The opening movement of the piece combines ternary and rondeau forms and begins with a combination of tubular bells and solo piano that abandons Górecki's typical gradually evolving melody in favor of repeated phrases. The piano's motivic fragment evokes Polish folk traditions with its "turn" repetitions and Lydian modality, while also coincidentally resembling the incipit of the "Dies irae" sequence. The movement continues with several melodic and accompanimental ideas that maintain a reflective tranquility, with an instrumental emphasis on the two violins and piano.

The second movement begins explosively after a pair of short rising phrases on sustained strings, featuring irregular combinations and repetitions of duple and triple meters. The piano alternates between different triads, while the twisting "choral" unison of wind and strings is dominated by the timbres of the brass. This movement is through-composed, with subsequent sections and a coda winding down rather than maintaining the aggression of the opening. The second section of the movement returns to the piano's bass A minor chord, incorporating one of Górecki's quasi-arpeggic ideas heard previously in the Concerto-Cantata's Recitativo. The harmonies of G and C introduce a major-minor slant, recalling chords in the third movement of "Songs of Joy and Rhythm."

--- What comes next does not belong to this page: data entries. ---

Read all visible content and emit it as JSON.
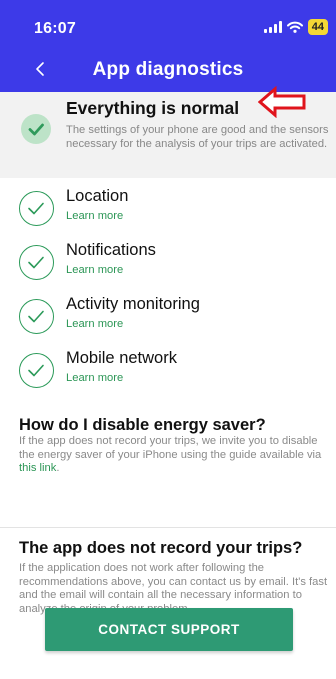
{
  "status_bar": {
    "time": "16:07",
    "battery": "44"
  },
  "nav": {
    "title": "App diagnostics"
  },
  "summary": {
    "title": "Everything is normal",
    "text": "The settings of your phone are good and the sensors necessary for the analysis of your trips are activated."
  },
  "checks": [
    {
      "title": "Location",
      "link": "Learn more"
    },
    {
      "title": "Notifications",
      "link": "Learn more"
    },
    {
      "title": "Activity monitoring",
      "link": "Learn more"
    },
    {
      "title": "Mobile network",
      "link": "Learn more"
    }
  ],
  "energy": {
    "title": "How do I disable energy saver?",
    "text": "If the app does not record your trips, we invite you to disable the energy saver of your iPhone using the guide available via ",
    "link": "this link",
    "end": "."
  },
  "trips": {
    "title": "The app does not record your trips?",
    "text": "If the application does not work after following the recommendations above, you can contact us by email. It's fast and the email will contain all the necessary information to analyze the origin of your problem."
  },
  "contact_button": "CONTACT SUPPORT",
  "colors": {
    "header": "#3d3ae8",
    "accent_green": "#2c9656",
    "button": "#2e9a74",
    "annotation_arrow": "#e0141c"
  }
}
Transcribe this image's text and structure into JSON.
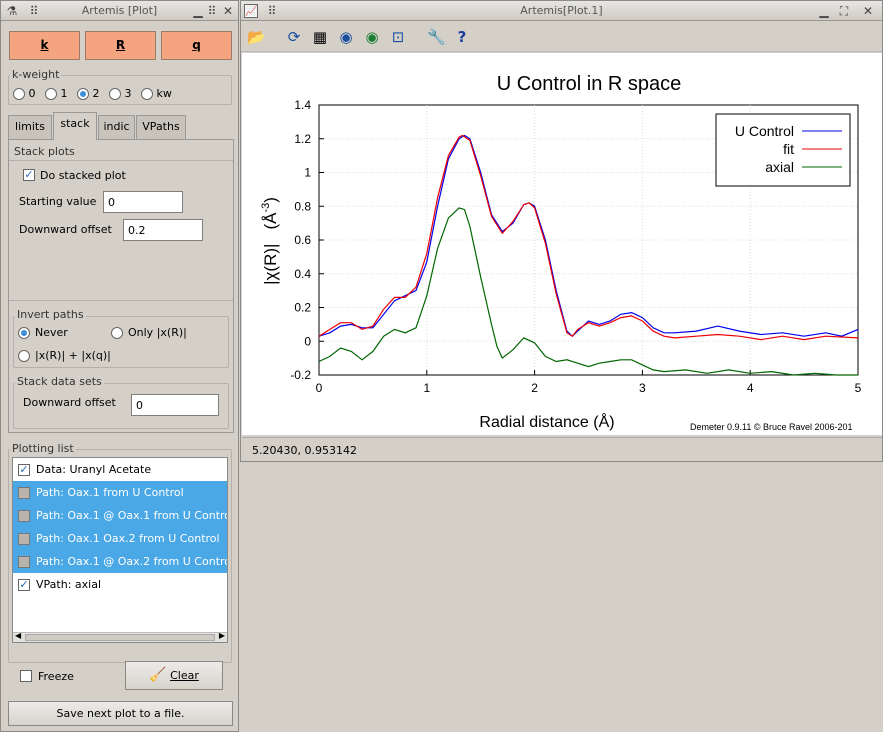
{
  "left_window": {
    "title": "Artemis [Plot]",
    "buttons": {
      "k": "k",
      "r": "R",
      "q": "q"
    },
    "kweight": {
      "label": "k-weight",
      "options": [
        "0",
        "1",
        "2",
        "3",
        "kw"
      ],
      "selected": "2"
    },
    "tabs": [
      "limits",
      "stack",
      "indic",
      "VPaths"
    ],
    "active_tab": "stack",
    "stack_plots": {
      "label": "Stack plots",
      "do_stacked_label": "Do stacked plot",
      "starting_value_label": "Starting value",
      "starting_value": "0",
      "downward_offset_label": "Downward offset",
      "downward_offset": "0.2"
    },
    "invert_paths": {
      "label": "Invert paths",
      "never": "Never",
      "only": "Only |x(R)|",
      "both": "|x(R)| + |x(q)|"
    },
    "stack_data_sets": {
      "label": "Stack data sets",
      "downward_offset_label": "Downward offset",
      "downward_offset": "0"
    },
    "plotting_list": {
      "label": "Plotting list",
      "items": [
        {
          "text": "Data: Uranyl Acetate",
          "checked": true,
          "selected": false
        },
        {
          "text": "Path:  Oax.1  from U Control",
          "checked": false,
          "selected": true
        },
        {
          "text": "Path:  Oax.1 @ Oax.1  from U Control",
          "checked": false,
          "selected": true
        },
        {
          "text": "Path:  Oax.1 Oax.2  from U Control",
          "checked": false,
          "selected": true
        },
        {
          "text": "Path:  Oax.1 @ Oax.2  from U Control",
          "checked": false,
          "selected": true
        },
        {
          "text": "VPath: axial",
          "checked": true,
          "selected": false
        }
      ]
    },
    "freeze_label": "Freeze",
    "clear_label": "Clear",
    "save_label": "Save next plot to a file."
  },
  "right_window": {
    "title": "Artemis[Plot.1]",
    "status": "5.20430,  0.953142",
    "credit": "Demeter 0.9.11 © Bruce Ravel 2006-201"
  },
  "chart_data": {
    "type": "line",
    "title": "U Control in R space",
    "xlabel": "Radial distance   (Å)",
    "ylabel": "|χ(R)|   (Å-3)",
    "ylabel_main": "|χ(R)|",
    "ylabel_unit": "(Å",
    "ylabel_exp": "-3",
    "ylabel_close": ")",
    "xlim": [
      0,
      5
    ],
    "ylim": [
      -0.2,
      1.4
    ],
    "xticks": [
      "0",
      "1",
      "2",
      "3",
      "4",
      "5"
    ],
    "yticks": [
      "-0.2",
      "0",
      "0.2",
      "0.4",
      "0.6",
      "0.8",
      "1",
      "1.2",
      "1.4"
    ],
    "legend_position": "top-right",
    "series": [
      {
        "name": "U Control",
        "color": "#0000ee",
        "points": [
          [
            0,
            0.03
          ],
          [
            0.1,
            0.05
          ],
          [
            0.2,
            0.09
          ],
          [
            0.3,
            0.1
          ],
          [
            0.4,
            0.08
          ],
          [
            0.5,
            0.08
          ],
          [
            0.6,
            0.16
          ],
          [
            0.7,
            0.24
          ],
          [
            0.8,
            0.27
          ],
          [
            0.9,
            0.3
          ],
          [
            1.0,
            0.47
          ],
          [
            1.1,
            0.8
          ],
          [
            1.2,
            1.08
          ],
          [
            1.3,
            1.2
          ],
          [
            1.35,
            1.22
          ],
          [
            1.4,
            1.2
          ],
          [
            1.5,
            1.0
          ],
          [
            1.6,
            0.75
          ],
          [
            1.7,
            0.65
          ],
          [
            1.8,
            0.7
          ],
          [
            1.9,
            0.81
          ],
          [
            1.95,
            0.82
          ],
          [
            2.0,
            0.8
          ],
          [
            2.1,
            0.6
          ],
          [
            2.2,
            0.3
          ],
          [
            2.3,
            0.06
          ],
          [
            2.35,
            0.03
          ],
          [
            2.4,
            0.06
          ],
          [
            2.5,
            0.12
          ],
          [
            2.6,
            0.1
          ],
          [
            2.7,
            0.12
          ],
          [
            2.8,
            0.16
          ],
          [
            2.9,
            0.17
          ],
          [
            3.0,
            0.14
          ],
          [
            3.1,
            0.08
          ],
          [
            3.2,
            0.05
          ],
          [
            3.3,
            0.05
          ],
          [
            3.5,
            0.06
          ],
          [
            3.7,
            0.09
          ],
          [
            3.9,
            0.06
          ],
          [
            4.1,
            0.04
          ],
          [
            4.3,
            0.05
          ],
          [
            4.5,
            0.03
          ],
          [
            4.7,
            0.05
          ],
          [
            4.85,
            0.03
          ],
          [
            5.0,
            0.07
          ]
        ]
      },
      {
        "name": "fit",
        "color": "#ee0000",
        "points": [
          [
            0,
            0.03
          ],
          [
            0.1,
            0.07
          ],
          [
            0.2,
            0.11
          ],
          [
            0.3,
            0.11
          ],
          [
            0.4,
            0.07
          ],
          [
            0.5,
            0.09
          ],
          [
            0.6,
            0.19
          ],
          [
            0.7,
            0.26
          ],
          [
            0.8,
            0.26
          ],
          [
            0.9,
            0.32
          ],
          [
            1.0,
            0.52
          ],
          [
            1.1,
            0.85
          ],
          [
            1.2,
            1.1
          ],
          [
            1.3,
            1.21
          ],
          [
            1.33,
            1.22
          ],
          [
            1.4,
            1.19
          ],
          [
            1.5,
            0.98
          ],
          [
            1.6,
            0.74
          ],
          [
            1.7,
            0.64
          ],
          [
            1.8,
            0.71
          ],
          [
            1.9,
            0.81
          ],
          [
            1.95,
            0.82
          ],
          [
            2.0,
            0.79
          ],
          [
            2.1,
            0.58
          ],
          [
            2.2,
            0.28
          ],
          [
            2.3,
            0.05
          ],
          [
            2.35,
            0.03
          ],
          [
            2.4,
            0.07
          ],
          [
            2.5,
            0.11
          ],
          [
            2.6,
            0.09
          ],
          [
            2.7,
            0.11
          ],
          [
            2.8,
            0.14
          ],
          [
            2.9,
            0.15
          ],
          [
            3.0,
            0.12
          ],
          [
            3.1,
            0.06
          ],
          [
            3.2,
            0.03
          ],
          [
            3.3,
            0.02
          ],
          [
            3.5,
            0.03
          ],
          [
            3.7,
            0.04
          ],
          [
            3.9,
            0.03
          ],
          [
            4.1,
            0.01
          ],
          [
            4.3,
            0.03
          ],
          [
            4.5,
            0.01
          ],
          [
            4.7,
            0.03
          ],
          [
            5.0,
            0.02
          ]
        ]
      },
      {
        "name": "axial",
        "color": "#006600",
        "points": [
          [
            0,
            -0.12
          ],
          [
            0.1,
            -0.09
          ],
          [
            0.2,
            -0.04
          ],
          [
            0.3,
            -0.06
          ],
          [
            0.4,
            -0.11
          ],
          [
            0.5,
            -0.06
          ],
          [
            0.6,
            0.03
          ],
          [
            0.7,
            0.07
          ],
          [
            0.8,
            0.05
          ],
          [
            0.9,
            0.08
          ],
          [
            1.0,
            0.27
          ],
          [
            1.1,
            0.55
          ],
          [
            1.2,
            0.73
          ],
          [
            1.3,
            0.79
          ],
          [
            1.35,
            0.78
          ],
          [
            1.4,
            0.68
          ],
          [
            1.5,
            0.38
          ],
          [
            1.6,
            0.1
          ],
          [
            1.65,
            -0.03
          ],
          [
            1.7,
            -0.1
          ],
          [
            1.8,
            -0.05
          ],
          [
            1.9,
            0.02
          ],
          [
            2.0,
            -0.01
          ],
          [
            2.1,
            -0.09
          ],
          [
            2.2,
            -0.12
          ],
          [
            2.3,
            -0.11
          ],
          [
            2.4,
            -0.13
          ],
          [
            2.5,
            -0.15
          ],
          [
            2.6,
            -0.13
          ],
          [
            2.7,
            -0.12
          ],
          [
            2.8,
            -0.11
          ],
          [
            2.9,
            -0.11
          ],
          [
            3.0,
            -0.14
          ],
          [
            3.1,
            -0.17
          ],
          [
            3.2,
            -0.18
          ],
          [
            3.4,
            -0.17
          ],
          [
            3.6,
            -0.19
          ],
          [
            3.8,
            -0.17
          ],
          [
            4.0,
            -0.19
          ],
          [
            4.2,
            -0.18
          ],
          [
            4.4,
            -0.2
          ],
          [
            4.6,
            -0.19
          ],
          [
            4.8,
            -0.2
          ],
          [
            5.0,
            -0.2
          ]
        ]
      }
    ]
  }
}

The third movement of Kleines Requiem is considered the most self-contained and rounded of the four movements. It is similar in structure to the third movement of Górecki's second string quartet and features a sequence of melodic ideas with a dancing accompaniment. The piano, which is prominently featured in the title of the work, plays an "oompah-oompah" accompaniment on A major, followed by dominant sevenths on E. This section of the movement is a carefree recreation of popular music-making, reminiscent of village hall or circus music. However, the emphatic rhythms are weighed down by the static harmonics, and the passage does not provide a resolution to the tensions created in the earlier movements.

The fourth and final movement of Kleines Requiem serves as both a finale and a coda, and resolves the tensions created in earlier movements. The movement begins with the strings repeating their chordal progression from the coda of the second movement, and gradually fades away, with a brief obbligato on the horn. The piano and tubular bells toll in the distance with the faintest of echoes from the very beginning of the work.

== Reception ==

The Requiem has garnered little attention, as it is not very commonly performed or recorded.